Voilà qui se rapproche nettement de la réalité.
Un
sac à dos classe d’office dans la catégorie routard. Les locaux, qui savent
depuis longtemps faire la différence entre une Samsonite et un sac à dos, le
dirigeront automatiquement vers la petite guesthouse pas chère, pas vers le
Hilton.
C’est
quand même plus facile de transporter un sac bien équilibré sur le dos qu’une
valise de vingt kilos qui arrache le bras et dévie la colonne vertébrale !
Il faut penser aux moments difficiles où il recherche un hôtel, où il voyage à
l’arrière d’une moto, où il court sur un quai de gare. Conclusion : si
vous voulez vous transformer en routard, mettez-vous bien dans la tête qu’il va
falloir abandonner les valises à roulettes. Si cette idée vous fait flipper, n’y
pensez plus !
La nationalité du Routard
Ce
sont les Anglais et les Allemands qui tiennent le haut du pavé, suivis par les
Hollandais et les Scandinaves.

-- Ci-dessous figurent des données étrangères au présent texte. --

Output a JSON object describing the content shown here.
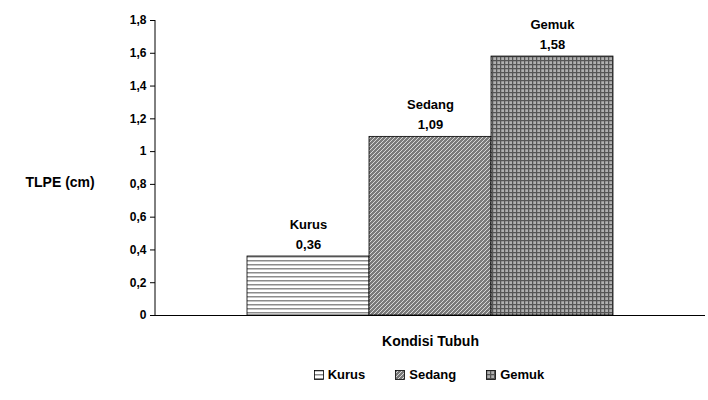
{
  "chart_data": {
    "type": "bar",
    "categories": [
      null
    ],
    "series": [
      {
        "name": "Kurus",
        "color": "#8c8c8c",
        "values": [
          0.36
        ],
        "value_labels": [
          "0,36"
        ]
      },
      {
        "name": "Sedang",
        "color": "#7a7a7a",
        "values": [
          1.09
        ],
        "value_labels": [
          "1,09"
        ]
      },
      {
        "name": "Gemuk",
        "color": "#555555",
        "values": [
          1.58
        ],
        "value_labels": [
          "1,58"
        ]
      }
    ],
    "x_label": "Kondisi Tubuh",
    "y_label": "TLPE (cm)",
    "ylim": [
      0,
      1.8
    ],
    "yticks": [
      0,
      {
        "value": 0.2,
        "label": "0,2"
      },
      {
        "value": 0.4,
        "label": "0,4"
      },
      {
        "value": 0.6,
        "label": "0,6"
      },
      {
        "value": 0.8,
        "label": "0,8"
      },
      1,
      {
        "value": 1.2,
        "label": "1,2"
      },
      {
        "value": 1.4,
        "label": "1,4"
      },
      {
        "value": 1.6,
        "label": "1,6"
      },
      {
        "value": 1.8,
        "label": "1,8"
      }
    ],
    "grid": false,
    "data_labels": true,
    "legend": "bottom",
    "tick_labels": "y"
  }
}
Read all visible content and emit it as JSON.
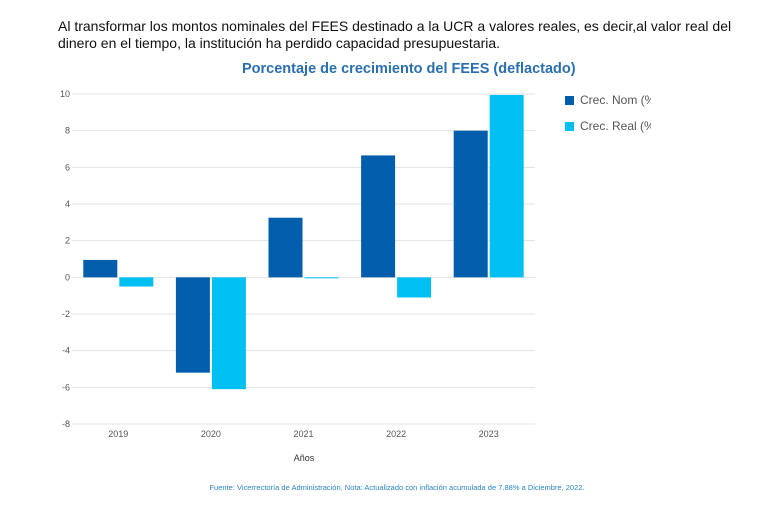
{
  "intro": {
    "line1": "Al transformar los montos nominales del FEES destinado a la UCR a valores reales, es decir,al valor real del",
    "line2": "dinero en el tiempo, la institución ha perdido capacidad presupuestaria."
  },
  "source": "Fuente: Vicerrectoría de Administración. Nota: Actualizado con inflación acumulada de 7.88% a Diciembre, 2022.",
  "chart_data": {
    "type": "bar",
    "title": "Porcentaje de crecimiento del FEES (deflactado)",
    "xlabel": "Años",
    "ylabel": "",
    "categories": [
      "2019",
      "2020",
      "2021",
      "2022",
      "2023"
    ],
    "series": [
      {
        "name": "Crec. Nom (%",
        "color": "#005eac",
        "values": [
          0.95,
          -5.2,
          3.25,
          6.65,
          8.0
        ]
      },
      {
        "name": "Crec. Real (%",
        "color": "#00c0f3",
        "values": [
          -0.5,
          -6.1,
          -0.05,
          -1.1,
          9.95
        ]
      }
    ],
    "ylim": [
      -8,
      10
    ],
    "yticks": [
      "-8",
      "-6",
      "-4",
      "-2",
      "0",
      "2",
      "4",
      "6",
      "8",
      "10"
    ],
    "grid": true,
    "legend": "right"
  }
}
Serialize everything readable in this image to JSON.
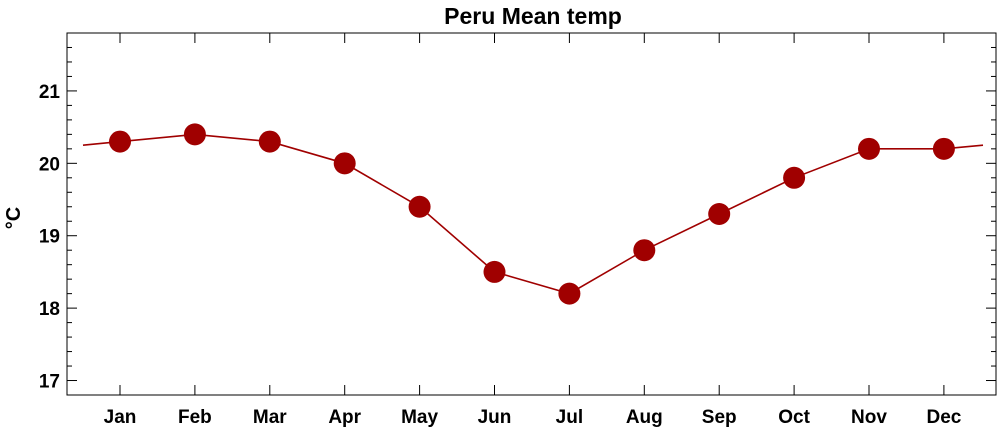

Les Français sont rares.
Une
mention pour les Suisses finalement assez nombreux, puisqu’il y a plus
d’habitants dans l’agglomération parisienne que dans toute la Suisse ! Ils
n’ont pas l’air heureux d’habiter un pays à deux vitesses - la prospérité pour
la Suisse Alémanique, les miettes pour les autres - qui a choisi de ne pas
entrer dans la CEE.
L'âge du Routard
L’âge
moyen des routards se situe entre 20 et 30 ans. Mais rien n’empêche d’y croire,
même à nos âges même si l’on en rencontre peu ! Nombreux sont ceux qui
partent pour plusieurs mois ou même plusieurs années avant de se lancer dans la
vie professionnelle ou pour le simple plaisir de découvrir des horizons
nouveaux. D’autres sont complètement paumés et errent sans autre but que de
durer le plus longtemps possible avant de retrouver les problèmes qu’ils ont
laissés derrière eux.
Les finances du Routard
Si
l’on observe de plus près une population de routards, on s’aperçoit qu’elle se
divise en de nombreuses catégories déterminées par le budget : le prix
d’une chambre peut être multiplié par cinq entre un routard “basique” et un
routard “confort”, il en est de même entre un repas sur le trottoir et un repas
au restaurant.
Le
choix du moyen de transport est déterminant ; ainsi entre Bangkok et
Chiang-Mai, trois possibilités : l’avion pour la catégorie “confort”, le
train pour la catégorie “standard”, le car pour la catégorie “basique”. Ne
compliquons pas la situation avec les sous-catégories : place assise,
couchette, air conditionné ou pas, etc.
Sachez,
cependant, qu’un routard “standard” ou “confort” ne rechigne pas à descendre
d’une catégorie si la situation l’exige. En revanche, monter d’un cran est
psychologiquement - et financièrement - plus pénible.
C’est
surtout du routard “basique” qu’il va être question dans les lignes qui suivent
car il titille sans cesse ma curiosité.
Le
routard a plusieurs façons de subvenir à ses besoins pendant le voyage.
Premier
cas : il a tout calculé avant le départ, le compte en banque est approvisionné
- ce qui assez rare. Il lui suffit alors de se présenter au guichet d’une
banque avec sa carte de crédit : il est amusant de voir se côtoyer les
rombières américaines - qui n’en croient pas leurs yeux - et les routards crasseux
devant les guichets de l 'American Express.
Deuxième
cas : il n’a rien calculé avant le départ, mais peut-être que Papa et
Maman ont pensé à approvisionner le compte. Au cas où leur mémoire aurait été
défaillante, autre solution : essayer de donner des cours de français,
d’anglais ou d’allemand, selon sa nationalité. Cette démarche nécessite
cependant un investissement : l’achat d’une tenue convenable, apte à
séduire les futurs élèves. Heureusement, les tailleurs sur mesure fleurissent
dans tous les pays d’Asie.
Celui
qui a le sens du commerce peut acheter des bijoux à Jaipur, du safran au
Cachemire, de la soie à Bénarès et des bracelets en Irian Jaya pour les
revendre dans les rues de… Tokyo où les marges peuvent atteindre au moins 500 %.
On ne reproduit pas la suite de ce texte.